Unlike this week's version, the polymorphic binary tree will be created as a package.


  • I'm heading back to school within two weeks to finish off my Senior year, woohoo! Unfortunately that means there's less time to work on all things Go. Instead of releasing weekly posts that may not be of much value, I'll be releasing material as soon as any are ready.

  • Started working on a tool to simplify my workflow. I can't begin to describe how rewarding it is to create a tool that solves a personal problem. I hate that I didn't do it earlier, but I'm glad I started to with Go. Going to develop it more and will release a post on it later.

  • Other Go related projects are in the works...

Notes on the Code

Basic operations:

  • Insert(newValue interface{}) error - Traverses the tree along a route determined by whether the value to be inserted is greater, less than, or equal to the current node's value. Before traversing to a node by invoking the Insert() method on the left or right child, the particular field is checked to see if its value is nil. If so, allocate space for a new node and assign the left/right child to point to it, then copy the new integer to be inserted into the new node's Data field. While an error is returned, there is currently no functionality which checks for any errors.

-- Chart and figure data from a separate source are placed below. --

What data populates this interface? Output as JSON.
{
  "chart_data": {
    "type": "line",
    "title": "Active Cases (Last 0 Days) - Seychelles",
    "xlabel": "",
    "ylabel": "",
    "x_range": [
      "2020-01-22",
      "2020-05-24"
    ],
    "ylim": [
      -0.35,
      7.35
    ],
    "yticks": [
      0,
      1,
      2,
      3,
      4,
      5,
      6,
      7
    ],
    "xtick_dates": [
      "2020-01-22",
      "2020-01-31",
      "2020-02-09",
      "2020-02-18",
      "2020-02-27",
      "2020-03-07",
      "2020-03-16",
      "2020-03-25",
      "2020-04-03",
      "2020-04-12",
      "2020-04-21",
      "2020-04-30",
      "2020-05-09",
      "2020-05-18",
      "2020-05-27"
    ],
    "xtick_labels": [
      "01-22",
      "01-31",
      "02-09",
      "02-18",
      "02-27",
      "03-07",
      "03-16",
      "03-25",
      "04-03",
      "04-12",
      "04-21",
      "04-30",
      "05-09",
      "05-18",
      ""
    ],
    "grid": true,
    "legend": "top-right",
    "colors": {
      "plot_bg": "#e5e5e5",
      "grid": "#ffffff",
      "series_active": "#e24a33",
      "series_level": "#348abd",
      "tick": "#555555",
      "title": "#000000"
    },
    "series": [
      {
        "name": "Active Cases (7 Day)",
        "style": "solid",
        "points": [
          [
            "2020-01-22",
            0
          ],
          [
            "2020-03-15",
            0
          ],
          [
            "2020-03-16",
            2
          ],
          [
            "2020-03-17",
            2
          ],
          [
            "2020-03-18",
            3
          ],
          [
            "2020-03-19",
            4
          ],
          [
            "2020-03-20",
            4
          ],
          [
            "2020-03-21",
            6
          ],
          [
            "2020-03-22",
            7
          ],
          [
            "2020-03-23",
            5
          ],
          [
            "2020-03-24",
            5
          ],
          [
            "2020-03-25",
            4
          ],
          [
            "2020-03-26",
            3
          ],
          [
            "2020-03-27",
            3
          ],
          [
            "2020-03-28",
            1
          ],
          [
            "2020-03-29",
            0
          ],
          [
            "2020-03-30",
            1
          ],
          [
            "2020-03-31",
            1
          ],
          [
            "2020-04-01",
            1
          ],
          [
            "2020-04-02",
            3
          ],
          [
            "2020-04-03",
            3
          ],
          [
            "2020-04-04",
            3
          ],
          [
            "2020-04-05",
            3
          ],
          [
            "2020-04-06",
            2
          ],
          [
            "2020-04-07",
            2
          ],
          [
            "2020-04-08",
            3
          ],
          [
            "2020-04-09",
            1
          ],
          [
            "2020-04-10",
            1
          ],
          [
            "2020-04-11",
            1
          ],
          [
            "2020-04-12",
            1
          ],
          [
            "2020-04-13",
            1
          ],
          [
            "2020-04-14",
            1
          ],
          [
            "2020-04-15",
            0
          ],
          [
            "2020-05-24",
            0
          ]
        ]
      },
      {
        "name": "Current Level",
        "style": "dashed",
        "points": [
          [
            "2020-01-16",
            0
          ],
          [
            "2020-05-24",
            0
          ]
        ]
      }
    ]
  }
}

  • Find(value interface{}) *Node - Traverses tree in search of a Node's Data field that matches the value argument. Upon success the address of the node is returned, nil is returned otherwise.

  • Delete(value interface{}) *Node - Recursive method which deletes most nodes by removing pointer references to them. The single use case where this won't happen is with the root node. Removing a root node will simply set its Data field to nil. In this case such a node is considered empty.

  • Height() int - Recursive method that returns 1 + the maximum value of a call to Height for each of the node's children. If the node is considered empty, 0 is returned. So each node is given a value of 1, and the height is the sum of the tallest 'node trail'.

  • FindMin() int - Recursive method which returns the smallest integer among the left children of a tree.

  • FindMax() int - Recursive method which returns the largest value among the right children of a tree.

  • Print() - Prints the value of each node, traversing the tree in a preorder fashion.

  • min(num1 int, num2 int) int and max(num1 int, num2 int) int - behaves as expected. Naming was kept lowercase to conform to package naming conventions where lowercase functions are not exported. In this case, the practice describes helper functions.

  • Since a struct cannot be nil, there needs to be some way to determine whether a struct is 'empty'. The data field which stores integers is an empty interface. Since an empty interface can in fact be nil, that's what I checked for.

  • Didnt realize that there were so many different ways Delete() could be written. I made sure to write mine on my own version before observing others. Creating algorithms off the top of my head was fun but time consuming.